Medical decision-making makes frequent use of algorithms that combine risk equations with rules, providing clear and standardized treatment pathways. Symbolic regression (SR) traditionally limits its search space to continuous function forms and their parameters, making it difficult to model this decision-making. However, due to its ability to derive data-driven, interpretable models, SR holds promise for developing data-driven clinical risk scores. To that end we introduce Brush, an SR algorithm that combines decision-tree-like splitting algorithms with non-linear constant optimization, allowing for seamless integration of rule-based logic into symbolic regression and classification models. Brush achieves Pareto-optimal performance on SRBench, and was applied to recapitulate two widely used clinical scoring systems, achieving high accuracy and interpretable models. Compared to decision trees, random forests, and other SR methods, Brush achieves comparable or superior predictive performance while producing simpler models.

Figures (5)

• Figure 1: Brush Overview. Nodes are sampled from the search space to build mathematical expression trees, including those with split operations. A randomly generated population of expressions goes into an evolutionary loop. The set of nodes are used to create variations on the population. After several generations, the final solution is selected from the evolved individuals.
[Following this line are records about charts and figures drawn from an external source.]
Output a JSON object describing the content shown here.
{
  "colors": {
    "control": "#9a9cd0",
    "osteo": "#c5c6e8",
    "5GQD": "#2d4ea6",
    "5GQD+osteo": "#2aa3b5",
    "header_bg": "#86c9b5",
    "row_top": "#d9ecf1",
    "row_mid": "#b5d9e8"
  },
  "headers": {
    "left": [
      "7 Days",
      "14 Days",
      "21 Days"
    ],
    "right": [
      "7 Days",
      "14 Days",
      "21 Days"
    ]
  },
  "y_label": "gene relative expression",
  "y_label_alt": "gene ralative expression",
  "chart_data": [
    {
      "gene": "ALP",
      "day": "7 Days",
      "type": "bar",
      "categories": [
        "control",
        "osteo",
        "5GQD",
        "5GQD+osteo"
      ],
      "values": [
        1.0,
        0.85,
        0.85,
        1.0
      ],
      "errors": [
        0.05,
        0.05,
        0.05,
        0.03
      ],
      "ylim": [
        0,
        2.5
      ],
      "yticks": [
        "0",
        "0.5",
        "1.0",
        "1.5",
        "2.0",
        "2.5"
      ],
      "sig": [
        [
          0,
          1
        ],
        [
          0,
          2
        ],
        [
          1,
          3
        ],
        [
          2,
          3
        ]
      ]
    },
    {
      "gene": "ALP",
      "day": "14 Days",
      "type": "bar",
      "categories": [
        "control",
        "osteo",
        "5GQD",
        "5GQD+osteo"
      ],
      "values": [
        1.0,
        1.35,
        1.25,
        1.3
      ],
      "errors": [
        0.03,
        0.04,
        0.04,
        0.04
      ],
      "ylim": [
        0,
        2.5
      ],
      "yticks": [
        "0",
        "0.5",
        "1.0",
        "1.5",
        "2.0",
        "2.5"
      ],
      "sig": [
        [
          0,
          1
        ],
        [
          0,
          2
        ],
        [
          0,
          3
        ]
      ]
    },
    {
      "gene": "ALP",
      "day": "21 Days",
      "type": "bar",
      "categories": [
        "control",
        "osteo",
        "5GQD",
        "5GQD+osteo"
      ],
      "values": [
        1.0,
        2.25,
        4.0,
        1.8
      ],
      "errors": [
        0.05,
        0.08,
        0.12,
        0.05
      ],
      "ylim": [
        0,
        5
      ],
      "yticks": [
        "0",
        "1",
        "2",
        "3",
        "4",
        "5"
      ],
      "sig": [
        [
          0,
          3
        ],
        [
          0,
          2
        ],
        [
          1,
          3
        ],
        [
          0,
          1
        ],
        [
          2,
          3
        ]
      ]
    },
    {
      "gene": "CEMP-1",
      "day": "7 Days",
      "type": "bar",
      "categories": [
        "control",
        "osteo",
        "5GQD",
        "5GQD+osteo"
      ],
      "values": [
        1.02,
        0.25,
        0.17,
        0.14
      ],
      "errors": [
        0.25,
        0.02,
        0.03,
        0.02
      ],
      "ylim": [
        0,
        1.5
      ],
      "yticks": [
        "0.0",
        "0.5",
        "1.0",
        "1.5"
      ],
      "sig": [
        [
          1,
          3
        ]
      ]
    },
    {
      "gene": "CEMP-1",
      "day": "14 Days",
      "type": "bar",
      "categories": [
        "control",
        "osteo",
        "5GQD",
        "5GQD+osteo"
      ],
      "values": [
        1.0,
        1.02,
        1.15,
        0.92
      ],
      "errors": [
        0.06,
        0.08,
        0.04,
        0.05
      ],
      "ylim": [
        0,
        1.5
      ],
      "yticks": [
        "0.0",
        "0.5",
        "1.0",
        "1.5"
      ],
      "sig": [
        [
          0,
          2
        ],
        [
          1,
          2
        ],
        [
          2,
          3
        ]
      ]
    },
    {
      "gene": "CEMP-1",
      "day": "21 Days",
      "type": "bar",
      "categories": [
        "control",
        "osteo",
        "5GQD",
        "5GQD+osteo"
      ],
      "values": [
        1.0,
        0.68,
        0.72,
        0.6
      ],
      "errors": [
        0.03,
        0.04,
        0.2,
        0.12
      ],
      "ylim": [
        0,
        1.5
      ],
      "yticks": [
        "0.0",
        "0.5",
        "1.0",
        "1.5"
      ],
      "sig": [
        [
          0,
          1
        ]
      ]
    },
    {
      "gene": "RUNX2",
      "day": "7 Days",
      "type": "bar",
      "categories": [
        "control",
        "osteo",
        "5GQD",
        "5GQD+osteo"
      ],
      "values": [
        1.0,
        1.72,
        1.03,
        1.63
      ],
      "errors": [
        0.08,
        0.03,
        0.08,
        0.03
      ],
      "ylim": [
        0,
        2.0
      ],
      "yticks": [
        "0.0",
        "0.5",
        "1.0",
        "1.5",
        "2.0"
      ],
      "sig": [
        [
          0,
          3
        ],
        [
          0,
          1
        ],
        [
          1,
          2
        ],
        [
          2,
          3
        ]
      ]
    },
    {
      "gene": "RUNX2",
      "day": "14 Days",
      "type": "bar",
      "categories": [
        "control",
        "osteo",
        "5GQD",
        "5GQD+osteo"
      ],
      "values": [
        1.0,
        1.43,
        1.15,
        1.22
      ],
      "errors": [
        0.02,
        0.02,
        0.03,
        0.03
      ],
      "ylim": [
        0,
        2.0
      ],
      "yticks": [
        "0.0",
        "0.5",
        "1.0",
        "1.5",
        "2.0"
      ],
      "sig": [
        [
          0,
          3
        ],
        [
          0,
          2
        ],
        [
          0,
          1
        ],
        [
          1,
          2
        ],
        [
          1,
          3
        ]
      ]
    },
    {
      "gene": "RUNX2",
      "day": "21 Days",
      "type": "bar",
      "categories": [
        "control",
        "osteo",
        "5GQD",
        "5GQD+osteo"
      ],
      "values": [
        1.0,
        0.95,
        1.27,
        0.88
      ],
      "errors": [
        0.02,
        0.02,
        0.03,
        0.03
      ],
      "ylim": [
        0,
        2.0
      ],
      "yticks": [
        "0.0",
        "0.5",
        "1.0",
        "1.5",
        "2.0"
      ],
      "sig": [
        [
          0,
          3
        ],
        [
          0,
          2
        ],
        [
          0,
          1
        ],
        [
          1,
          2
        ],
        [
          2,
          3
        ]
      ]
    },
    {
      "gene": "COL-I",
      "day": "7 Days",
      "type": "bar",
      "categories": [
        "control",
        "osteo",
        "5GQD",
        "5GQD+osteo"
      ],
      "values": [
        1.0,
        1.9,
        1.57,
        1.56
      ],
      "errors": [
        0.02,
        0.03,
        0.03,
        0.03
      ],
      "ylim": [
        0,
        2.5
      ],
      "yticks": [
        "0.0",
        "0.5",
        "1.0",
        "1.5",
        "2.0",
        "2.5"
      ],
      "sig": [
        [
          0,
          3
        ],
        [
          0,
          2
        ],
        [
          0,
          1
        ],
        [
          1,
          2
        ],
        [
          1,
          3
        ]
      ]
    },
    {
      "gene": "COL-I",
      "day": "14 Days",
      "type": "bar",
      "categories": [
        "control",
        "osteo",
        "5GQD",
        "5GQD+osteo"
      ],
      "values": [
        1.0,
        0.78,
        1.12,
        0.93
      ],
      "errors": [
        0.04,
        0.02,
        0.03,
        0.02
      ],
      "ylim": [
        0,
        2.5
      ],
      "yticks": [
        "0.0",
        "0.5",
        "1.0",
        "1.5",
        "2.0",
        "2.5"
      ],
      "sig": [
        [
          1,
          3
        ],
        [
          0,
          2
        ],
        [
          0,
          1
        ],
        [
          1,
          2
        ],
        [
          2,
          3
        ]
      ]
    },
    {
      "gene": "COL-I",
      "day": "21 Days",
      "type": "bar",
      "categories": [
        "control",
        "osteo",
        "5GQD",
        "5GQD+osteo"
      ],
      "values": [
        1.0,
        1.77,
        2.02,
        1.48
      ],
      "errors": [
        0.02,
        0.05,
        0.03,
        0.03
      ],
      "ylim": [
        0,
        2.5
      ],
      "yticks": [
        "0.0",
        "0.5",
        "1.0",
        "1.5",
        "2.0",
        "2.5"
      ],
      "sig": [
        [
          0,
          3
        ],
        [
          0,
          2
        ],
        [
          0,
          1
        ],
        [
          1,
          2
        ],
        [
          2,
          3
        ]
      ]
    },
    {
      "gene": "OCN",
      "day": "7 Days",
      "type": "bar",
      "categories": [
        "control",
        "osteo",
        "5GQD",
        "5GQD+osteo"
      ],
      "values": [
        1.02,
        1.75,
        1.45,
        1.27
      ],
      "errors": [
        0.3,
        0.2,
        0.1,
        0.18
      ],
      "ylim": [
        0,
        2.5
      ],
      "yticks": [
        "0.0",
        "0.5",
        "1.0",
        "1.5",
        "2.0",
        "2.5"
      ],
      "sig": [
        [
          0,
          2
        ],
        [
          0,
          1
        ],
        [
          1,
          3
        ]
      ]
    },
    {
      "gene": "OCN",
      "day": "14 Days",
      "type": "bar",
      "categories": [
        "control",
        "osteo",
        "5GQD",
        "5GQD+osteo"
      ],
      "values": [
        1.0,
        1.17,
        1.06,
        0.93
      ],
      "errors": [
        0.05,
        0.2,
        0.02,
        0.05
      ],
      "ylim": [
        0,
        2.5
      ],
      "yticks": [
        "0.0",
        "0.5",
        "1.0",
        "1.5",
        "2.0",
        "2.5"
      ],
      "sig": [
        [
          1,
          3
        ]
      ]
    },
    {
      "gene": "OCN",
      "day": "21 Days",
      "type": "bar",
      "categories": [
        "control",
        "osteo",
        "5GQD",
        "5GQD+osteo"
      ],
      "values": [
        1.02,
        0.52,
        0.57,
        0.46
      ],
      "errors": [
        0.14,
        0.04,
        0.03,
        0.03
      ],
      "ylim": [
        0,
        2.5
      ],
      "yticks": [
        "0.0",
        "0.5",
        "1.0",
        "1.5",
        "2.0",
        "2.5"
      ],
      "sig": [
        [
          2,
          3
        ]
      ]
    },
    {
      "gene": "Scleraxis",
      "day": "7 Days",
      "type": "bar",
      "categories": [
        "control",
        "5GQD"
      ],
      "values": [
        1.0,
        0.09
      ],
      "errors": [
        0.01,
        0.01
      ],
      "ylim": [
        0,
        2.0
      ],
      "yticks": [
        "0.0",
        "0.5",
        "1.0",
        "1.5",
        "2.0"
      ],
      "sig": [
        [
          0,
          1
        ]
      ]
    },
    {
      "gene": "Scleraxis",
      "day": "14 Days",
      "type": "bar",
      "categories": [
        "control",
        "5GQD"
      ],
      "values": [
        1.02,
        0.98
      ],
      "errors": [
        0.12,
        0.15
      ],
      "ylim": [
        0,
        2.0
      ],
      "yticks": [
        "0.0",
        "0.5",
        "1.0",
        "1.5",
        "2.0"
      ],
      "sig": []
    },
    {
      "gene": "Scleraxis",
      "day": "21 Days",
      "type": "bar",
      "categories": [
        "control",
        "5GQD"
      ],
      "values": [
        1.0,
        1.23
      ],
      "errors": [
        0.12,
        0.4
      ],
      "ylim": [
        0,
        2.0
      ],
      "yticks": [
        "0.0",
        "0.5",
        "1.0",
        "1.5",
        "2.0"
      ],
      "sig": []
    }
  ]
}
• Figure 2: Brush evaluation, split, and optimization. (A) Evaluation starts at the root, recursively propagating input $\mathbf{x}$ and parameters $\theta$, applying each node's symbol to its children. (B) Splits can occur anywhere, with the conditional subtree directing data flow based on the condition. (C) Optimization with splits in three steps: optimize $\text{child}_1$; find the $\tau$ minimizing $y$ variance across $\text{child}_2$ and $\text{child}_3$; then fit the rest of the tree, ignoring already fitted parameters.
• Figure 3: Brush's SRBench results. Bars denotes the bootstrapped confidence intervals (CI).
• Figure 4: Exemplar Brush models edited as Python code for catastrophic deterioration prediction using two different scoring systems CART and simplified MEWS.
• Figure 5: Metrics and sizes for the clinical decision experiment. The size of the original decision model is denoted as a dashed line. Statistical comparisons are conducted using Mann-Whitney-Wilcoxon two-sided test with Holm-Bonferroni corrections. *: 1.00e-02 $<$ p $\leq$ 5.00e-02; **: 1.00e-03 $<$ p $\leq$ 1.00e-02 ***: 1.00e-04 $<$ p $\leq$ 1.00e-03 ****: p $\leq$ 1.00e-04. Non-significant comparisons were omitted.